Diffing v2024-11-05 into v2025-06-18 is the breaking case: the one rule the two revisions share, PROTO-002, changed its expectation, so spec_clean is false and the default gate fails. The shipped examples/spec-version-pinning.yml diffs into draft instead, which is clean (the shared rule there, PROTO-008, is unchanged), so its gate passes. Point against: at the revision you are actually upgrading toward.

The targets:

spec_clean (bool): true when no shared rule changed its expectation between the two revisions. This is the clean-upgrade signal.
spec_breaking_changes (array): the rule ids whose expect blocks differ. Added and removed rules are not breakage and do not appear here, mirroring the changed bucket of the diff.

Omit expect: and the engine applies the defaults: spec_clean == true and spec_breaking_changes empty. The block runs under mcptest compliance run --from-suite <file> and folds one PASS/FAIL line into the exit code, exactly like the grade_delta: block.

The corpus it diffs against ships with mcptest under compliance/<version>/, discovered next to the rule registry (the --registry parent, default compliance/). Two bootstrap cases pass with a note rather than failing: a block with no against:, and a target revision with no shipped corpus. So adding the gate never breaks the build on the day it lands. A block present without a compliance.spec_version pin is an error, since there is no from revision to diff.

Reading the result

A clean upgrade has an empty changed bucket: added and removed rules are expected when revisions diverge, but a changed expectation means an existing assertion in your suite now targets stale behavior. Walk the changed rules, update the affected tests, then bump compliance.spec_version to the new revision. When the spec_version_check: gate is in place, that walk is forced: the run stays red until the changed rules are addressed or the gate's expect: is loosened deliberately.

Missing-resource error code: -32002 becomes -32602

One specific behavior change in the 2026-07-28 release candidate is the JSON-RPC error code a server must return for a resources/read that names a resource that does not exist. Before the RC, MCP specified a custom code, -32002, for an unknown resource. The 2026-07-28 RC drops that custom code and uses the standard JSON-RPC -32602 (Invalid Params) instead, because a missing resource is a bad parameter, not a transport fault.

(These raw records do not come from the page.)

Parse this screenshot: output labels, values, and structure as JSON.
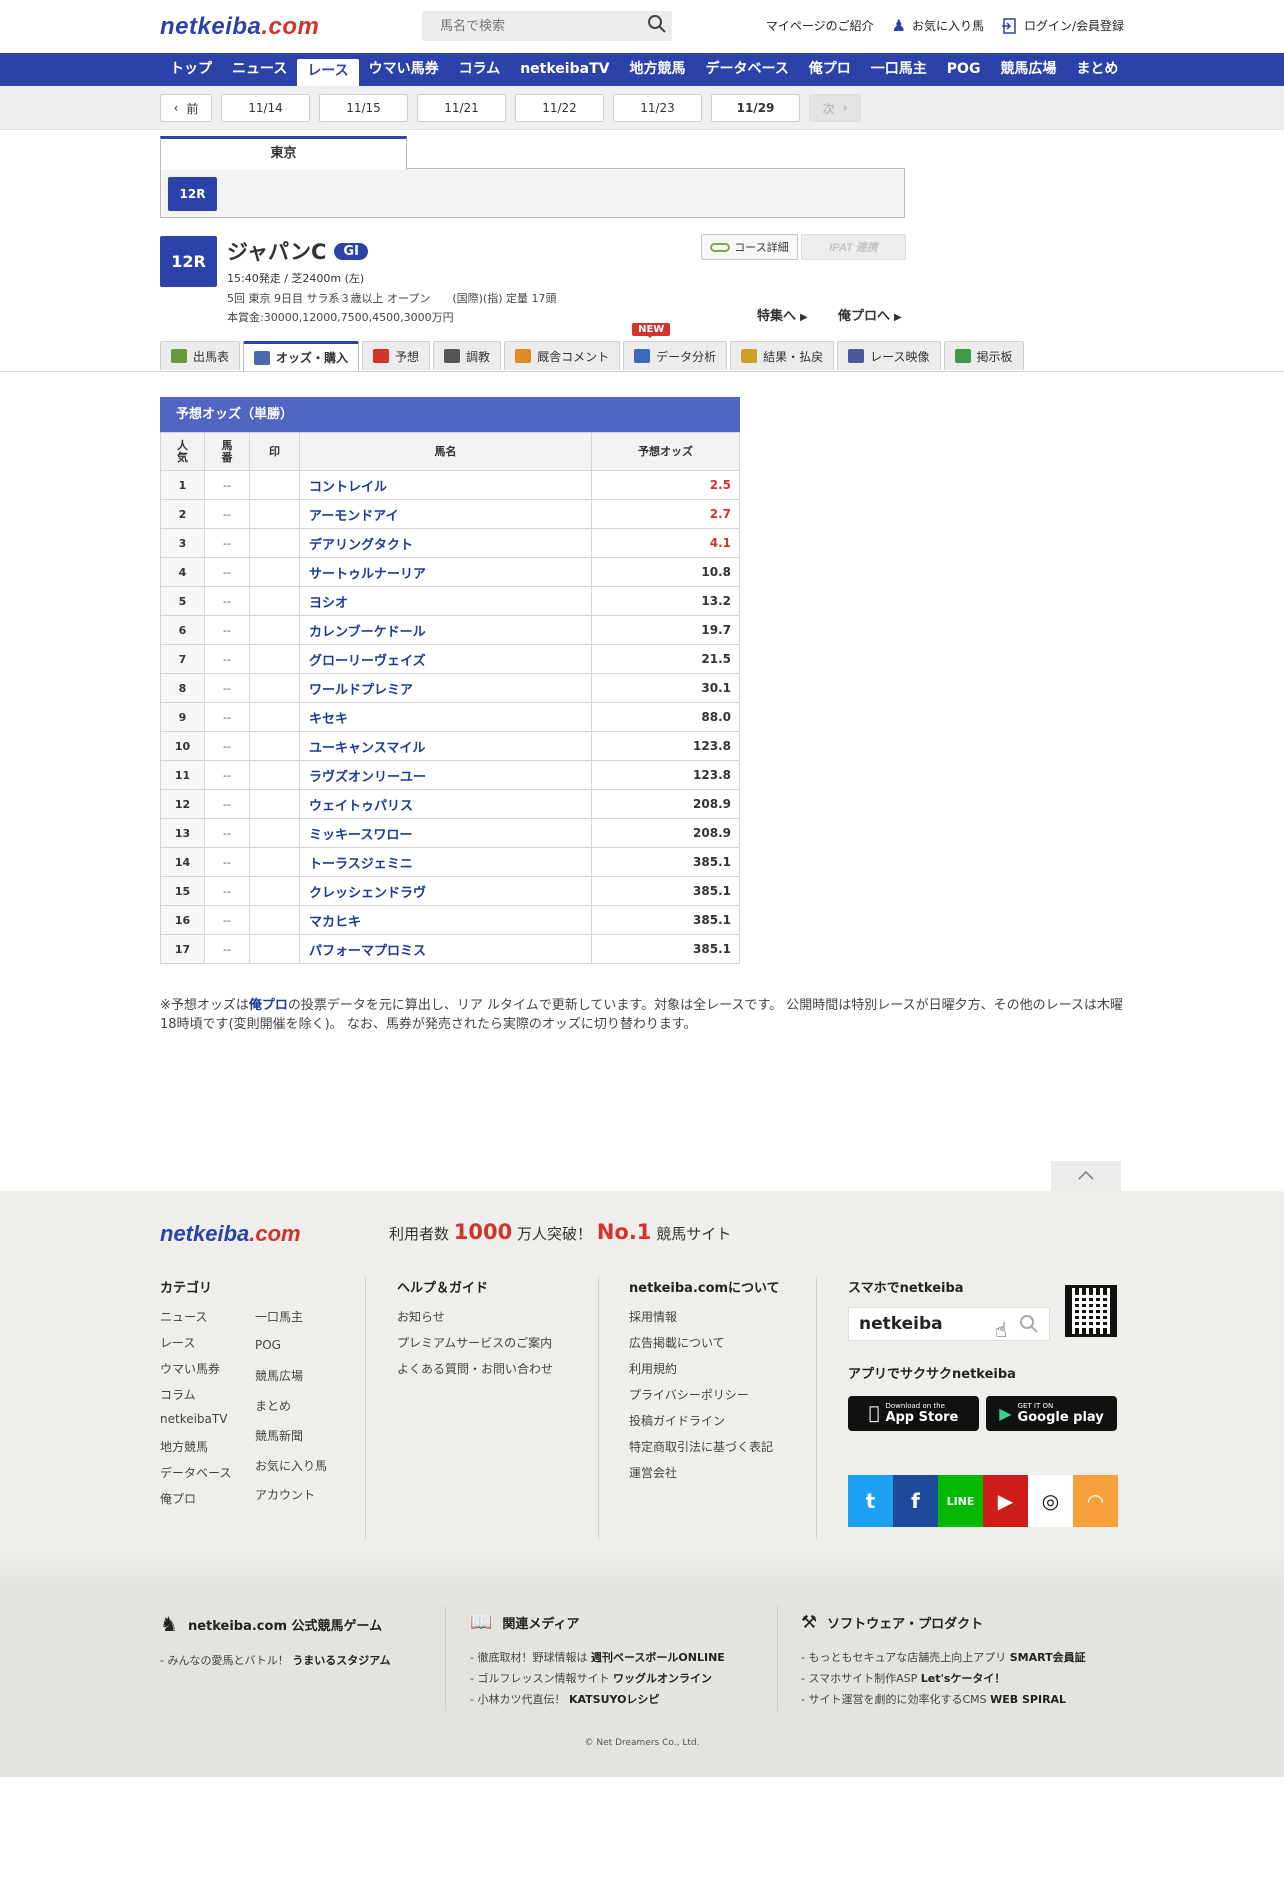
{
  "header": {
    "logo": "netkeiba",
    "logo_suffix": ".com",
    "search_placeholder": "馬名で検索",
    "links": [
      "マイページのご紹介",
      "お気に入り馬",
      "ログイン/会員登録"
    ]
  },
  "gnav": [
    "トップ",
    "ニュース",
    "レース",
    "ウマい馬券",
    "コラム",
    "netkeibaTV",
    "地方競馬",
    "データベース",
    "俺プロ",
    "一口馬主",
    "POG",
    "競馬広場",
    "まとめ"
  ],
  "gnav_current": "レース",
  "datebar": {
    "prev": "前",
    "next": "次",
    "dates": [
      "11/14",
      "11/15",
      "11/21",
      "11/22",
      "11/23",
      "11/29"
    ],
    "current": "11/29"
  },
  "venue": {
    "name": "東京",
    "race_button": "12R"
  },
  "race": {
    "num": "12R",
    "name": "ジャパンC",
    "grade": "GI",
    "data1": "15:40発走 / 芝2400m (左)",
    "data2": "5回 東京 9日目 サラ系３歳以上 オープン　　(国際)(指) 定量 17頭",
    "data3": "本賞金:30000,12000,7500,4500,3000万円",
    "course_btn": "コース詳細",
    "pat_btn": "IPAT 連携",
    "feature_link": "特集へ",
    "orepro_link": "俺プロへ"
  },
  "race_tabs": [
    {
      "label": "出馬表",
      "color": "#6a9a3a"
    },
    {
      "label": "オッズ・購入",
      "color": "#4a6ab0"
    },
    {
      "label": "予想",
      "color": "#d2332b"
    },
    {
      "label": "調教",
      "color": "#555555"
    },
    {
      "label": "厩舎コメント",
      "color": "#e08a2a"
    },
    {
      "label": "データ分析",
      "color": "#3a6ac0"
    },
    {
      "label": "結果・払戻",
      "color": "#c9a227"
    },
    {
      "label": "レース映像",
      "color": "#4a5a9a"
    },
    {
      "label": "掲示板",
      "color": "#3a9a4a"
    }
  ],
  "new_badge": "NEW",
  "odds": {
    "caption": "予想オッズ（単勝）",
    "headers": {
      "popular": "人気",
      "umaban": "馬番",
      "mark": "印",
      "name": "馬名",
      "odds": "予想オッズ"
    },
    "rows": [
      {
        "pop": "1",
        "umaban": "--",
        "name": "コントレイル",
        "odds": "2.5",
        "hot": true
      },
      {
        "pop": "2",
        "umaban": "--",
        "name": "アーモンドアイ",
        "odds": "2.7",
        "hot": true
      },
      {
        "pop": "3",
        "umaban": "--",
        "name": "デアリングタクト",
        "odds": "4.1",
        "hot": true
      },
      {
        "pop": "4",
        "umaban": "--",
        "name": "サートゥルナーリア",
        "odds": "10.8",
        "hot": false
      },
      {
        "pop": "5",
        "umaban": "--",
        "name": "ヨシオ",
        "odds": "13.2",
        "hot": false
      },
      {
        "pop": "6",
        "umaban": "--",
        "name": "カレンブーケドール",
        "odds": "19.7",
        "hot": false
      },
      {
        "pop": "7",
        "umaban": "--",
        "name": "グローリーヴェイズ",
        "odds": "21.5",
        "hot": false
      },
      {
        "pop": "8",
        "umaban": "--",
        "name": "ワールドプレミア",
        "odds": "30.1",
        "hot": false
      },
      {
        "pop": "9",
        "umaban": "--",
        "name": "キセキ",
        "odds": "88.0",
        "hot": false
      },
      {
        "pop": "10",
        "umaban": "--",
        "name": "ユーキャンスマイル",
        "odds": "123.8",
        "hot": false
      },
      {
        "pop": "11",
        "umaban": "--",
        "name": "ラヴズオンリーユー",
        "odds": "123.8",
        "hot": false
      },
      {
        "pop": "12",
        "umaban": "--",
        "name": "ウェイトゥパリス",
        "odds": "208.9",
        "hot": false
      },
      {
        "pop": "13",
        "umaban": "--",
        "name": "ミッキースワロー",
        "odds": "208.9",
        "hot": false
      },
      {
        "pop": "14",
        "umaban": "--",
        "name": "トーラスジェミニ",
        "odds": "385.1",
        "hot": false
      },
      {
        "pop": "15",
        "umaban": "--",
        "name": "クレッシェンドラヴ",
        "odds": "385.1",
        "hot": false
      },
      {
        "pop": "16",
        "umaban": "--",
        "name": "マカヒキ",
        "odds": "385.1",
        "hot": false
      },
      {
        "pop": "17",
        "umaban": "--",
        "name": "パフォーマプロミス",
        "odds": "385.1",
        "hot": false
      }
    ]
  },
  "note": {
    "pre": "※予想オッズは",
    "link": "俺プロ",
    "post": "の投票データを元に算出し、リア ルタイムで更新しています。対象は全レースです。 公開時間は特別レースが日曜夕方、その他のレースは木曜18時頃です(変則開催を除く)。 なお、馬券が発売されたら実際のオッズに切り替わります。"
  },
  "footer": {
    "logo": "netkeiba",
    "logo_suffix": ".com",
    "tag_pre": "利用者数",
    "tag_num": "1000",
    "tag_mid": "万人突破！",
    "tag_no1": "No.1",
    "tag_post": "競馬サイト",
    "category_title": "カテゴリ",
    "category_col1": [
      "ニュース",
      "レース",
      "ウマい馬券",
      "コラム",
      "netkeibaTV",
      "地方競馬",
      "データベース",
      "俺プロ"
    ],
    "category_col2": [
      "一口馬主",
      "POG",
      "競馬広場",
      "まとめ",
      "競馬新聞",
      "お気に入り馬",
      "アカウント"
    ],
    "help_title": "ヘルプ＆ガイド",
    "help": [
      "お知らせ",
      "プレミアムサービスのご案内",
      "よくある質問・お問い合わせ"
    ],
    "about_title": "netkeiba.comについて",
    "about": [
      "採用情報",
      "広告掲載について",
      "利用規約",
      "プライバシーポリシー",
      "投稿ガイドライン",
      "特定商取引法に基づく表記",
      "運営会社"
    ],
    "phone_title": "スマホでnetkeiba",
    "phone_search": "netkeiba",
    "app_title": "アプリでサクサクnetkeiba",
    "appstore_small": "Download on the",
    "appstore": "App Store",
    "gplay_small": "GET IT ON",
    "gplay": "Google play",
    "social": [
      {
        "name": "twitter-icon",
        "glyph": "t",
        "color": "#1da1f2"
      },
      {
        "name": "facebook-icon",
        "glyph": "f",
        "color": "#1e4a9b"
      },
      {
        "name": "line-icon",
        "glyph": "LINE",
        "color": "#00b900"
      },
      {
        "name": "youtube-icon",
        "glyph": "▶",
        "color": "#d01b1b"
      },
      {
        "name": "instagram-icon",
        "glyph": "◎",
        "color": "#ffffff"
      },
      {
        "name": "rss-icon",
        "glyph": "◠",
        "color": "#f7a13c"
      }
    ]
  },
  "band": {
    "game_title": "netkeiba.com 公式競馬ゲーム",
    "game_item_pre": "みんなの愛馬とバトル！",
    "game_item_bold": "うまいるスタジアム",
    "media_title": "関連メディア",
    "media": [
      {
        "pre": "徹底取材！野球情報は",
        "bold": "週刊ベースボールONLINE"
      },
      {
        "pre": "ゴルフレッスン情報サイト",
        "bold": "ワッグルオンライン"
      },
      {
        "pre": "小林カツ代直伝！",
        "bold": "KATSUYOレシピ"
      }
    ],
    "soft_title": "ソフトウェア・プロダクト",
    "soft": [
      {
        "pre": "もっともセキュアな店舗売上向上アプリ",
        "bold": "SMART会員証"
      },
      {
        "pre": "スマホサイト制作ASP",
        "bold": "Let'sケータイ！"
      },
      {
        "pre": "サイト運営を劇的に効率化するCMS",
        "bold": "WEB SPIRAL"
      }
    ],
    "copyright": "© Net Dreamers Co., Ltd."
  }
}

A server that still answers -32002 on the new target is out of conformance.

Concretely, for a resources/read of a uri the server does not have:

Before (pre-2026-07-28 targets): the server returns error code -32002, the legacy MCP-custom missing-resource code. That is the conformant answer on an older target.
After (the 2026-07-28 target): the server must return error code -32602 (Invalid Params), the standard JSON-RPC code. -32602 on this target is a conformance failure.

This is a distinct change from any iss / RFC 9207 authorization-server requirement; the two are unrelated, and a server can be out of conformance on one without the other.

The deterministic check half lives in mcptest_core::migration: the MigrationCorpus::check_resource_error_code helper takes the code a server returned for a missing resource and reports Fail on -32002 (naming -32602 as the replacement), Pass on -32602, and Skipped on any unrelated code. No model is consulted; it is an integer comparison against the target's required code. The helper is library-only this release: the mcptest doctor CLI does not yet probe a live server's missing-resource code and run this check end to end. The runnable companion is examples/migration-doctor/.